What work activities are most important?

Importance Activities

Interacting With Computers - Using computers and computer systems (including hardware and software) to program, write software, set up functions, enter data, or process information.

Analyzing Data or Information - Identifying the underlying principles, reasons, or facts of information by breaking down information or data into separate parts.

Processing Information - Compiling, coding, categorizing, calculating, tabulating, auditing, or verifying information or data.

Getting Information - Observing, receiving, and otherwise obtaining information from all relevant sources.

Updating and Using Relevant Knowledge - Keeping up-to-date technically and applying new knowledge to your job.

Identifying Objects, Actions, and Events - Identifying information by categorizing, estimating, recognizing differences or similarities, and detecting changes in circumstances or events.

Thinking Creatively - Developing, designing, or creating new applications, ideas, relationships, systems, or products, including artistic contributions.

Making Decisions and Solving Problems - Analyzing information and evaluating results to choose the best solution and solve problems.

Communicating with Supervisors, Peers, or Subordinates - Providing information to supervisors, co-workers, and subordinates by telephone, in written form, e-mail, or in person.

Interpreting the Meaning of Information for Others - Translating or explaining what information means and how it can be used.

Organizing, Planning, and Prioritizing Work - Developing specific goals and plans to prioritize, organize, and accomplish your work.
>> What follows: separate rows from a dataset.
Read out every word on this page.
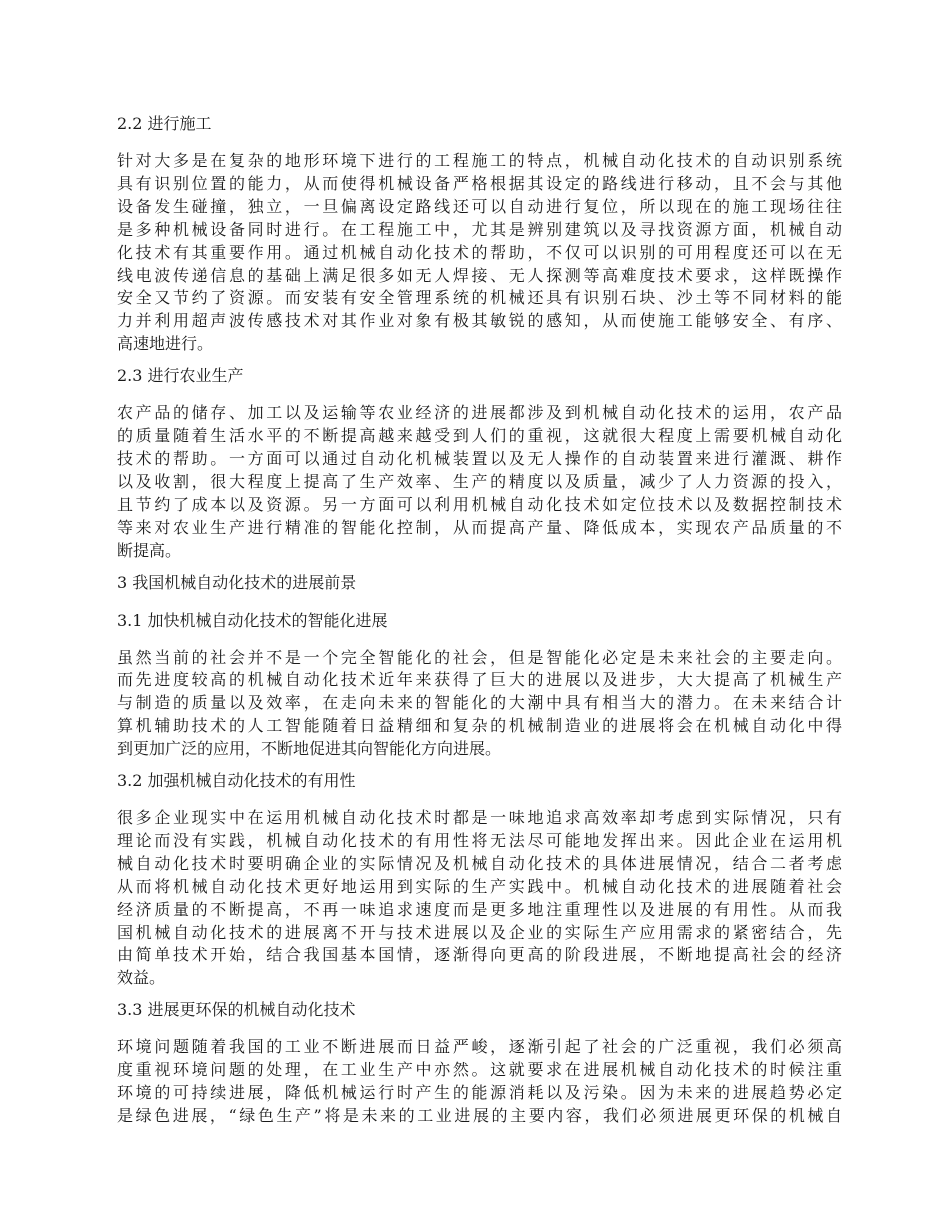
2.2 进行施工
针对大多是在复杂的地形环境下进行的工程施工的特点，机械自动化技术的自动识别系统
具有识别位置的能力，从而使得机械设备严格根据其设定的路线进行移动，且不会与其他
设备发生碰撞，独立，一旦偏离设定路线还可以自动进行复位，所以现在的施工现场往往
是多种机械设备同时进行。在工程施工中，尤其是辨别建筑以及寻找资源方面，机械自动
化技术有其重要作用。通过机械自动化技术的帮助，不仅可以识别的可用程度还可以在无
线电波传递信息的基础上满足很多如无人焊接、无人探测等高难度技术要求，这样既操作
安全又节约了资源。而安装有安全管理系统的机械还具有识别石块、沙土等不同材料的能
力并利用超声波传感技术对其作业对象有极其敏锐的感知，从而使施工能够安全、有序、
高速地进行。
2.3 进行农业生产
农产品的储存、加工以及运输等农业经济的进展都涉及到机械自动化技术的运用，农产品
的质量随着生活水平的不断提高越来越受到人们的重视，这就很大程度上需要机械自动化
技术的帮助。一方面可以通过自动化机械装置以及无人操作的自动装置来进行灌溉、耕作
以及收割，很大程度上提高了生产效率、生产的精度以及质量，减少了人力资源的投入，
且节约了成本以及资源。另一方面可以利用机械自动化技术如定位技术以及数据控制技术
等来对农业生产进行精准的智能化控制，从而提高产量、降低成本，实现农产品质量的不
断提高。
3 我国机械自动化技术的进展前景
3.1 加快机械自动化技术的智能化进展
虽然当前的社会并不是一个完全智能化的社会，但是智能化必定是未来社会的主要走向。
而先进度较高的机械自动化技术近年来获得了巨大的进展以及进步，大大提高了机械生产
与制造的质量以及效率，在走向未来的智能化的大潮中具有相当大的潜力。在未来结合计
算机辅助技术的人工智能随着日益精细和复杂的机械制造业的进展将会在机械自动化中得
到更加广泛的应用，不断地促进其向智能化方向进展。
3.2 加强机械自动化技术的有用性
很多企业现实中在运用机械自动化技术时都是一味地追求高效率却考虑到实际情况，只有
理论而没有实践，机械自动化技术的有用性将无法尽可能地发挥出来。因此企业在运用机
械自动化技术时要明确企业的实际情况及机械自动化技术的具体进展情况，结合二者考虑
从而将机械自动化技术更好地运用到实际的生产实践中。机械自动化技术的进展随着社会
经济质量的不断提高，不再一味追求速度而是更多地注重理性以及进展的有用性。从而我
国机械自动化技术的进展离不开与技术进展以及企业的实际生产应用需求的紧密结合，先
由简单技术开始，结合我国基本国情，逐渐得向更高的阶段进展，不断地提高社会的经济
效益。
3.3 进展更环保的机械自动化技术
环境问题随着我国的工业不断进展而日益严峻，逐渐引起了社会的广泛重视，我们必须高
度重视环境问题的处理，在工业生产中亦然。这就要求在进展机械自动化技术的时候注重
环境的可持续进展，降低机械运行时产生的能源消耗以及污染。因为未来的进展趋势必定
是绿色进展，“绿色生产”将是未来的工业进展的主要内容，我们必须进展更环保的机械自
Establishing and Maintaining Interpersonal Relationships - Developing constructive and cooperative working relationships with others, and maintaining them over time.

Provide Consultation and Advice to Others - Providing guidance and expert advice to management or other groups on technical, systems-, or process-related topics.

Evaluating Information to Determine Compliance with Standards - Using relevant information and individual judgment to determine whether events or processes comply with laws, regulations, or standards.

Developing Objectives and Strategies - Establishing long-range objectives and specifying the strategies and actions to achieve them.

Developing and Building Teams - Encouraging and building mutual trust, respect, and cooperation among team members.

Scheduling Work and Activities - Scheduling events, programs, and activities, as well as the work of others.

Documenting/Recording Information - Entering, transcribing, recording, storing, or maintaining information in written or electronic/magnetic form.

Training and Teaching Others - Identifying the educational needs of others, developing formal educational or training programs or classes, and teaching or instructing others.

Estimating the Quantifiable Characteristics of Products, Events, or Information - Estimating sizes, distances, and quantities; or determining time, costs, resources, or materials needed to perform a work activity.

Monitor Processes, Materials, or Surroundings - Monitoring and reviewing information from materials, events, or the environment, to detect or assess problems.

Judging the Qualities of Things, Services, or People - Assessing the value, importance, or quality of things or people.

Coordinating the Work and Activities of Others - Getting members of a group to work together to accomplish tasks.

Coaching and Developing Others - Identifying the developmental needs of others and coaching, mentoring, or otherwise helping others to improve their knowledge or skills.

Communicating with Persons Outside Organization - Communicating with people outside the organization, representing the organization to customers, the public, government, and other external sources. This information can be exchanged in person, in writing, or by telephone or e-mail.

Resolving Conflicts and Negotiating with Others - Handling complaints, settling disputes, and resolving grievances and conflicts, or otherwise negotiating with others.

Performing Administrative Activities - Performing day-to-day administrative tasks such as maintaining information files and processing paperwork.

Guiding, Directing, and Motivating Subordinates - Providing guidance and direction to subordinates, including setting performance standards and monitoring performance.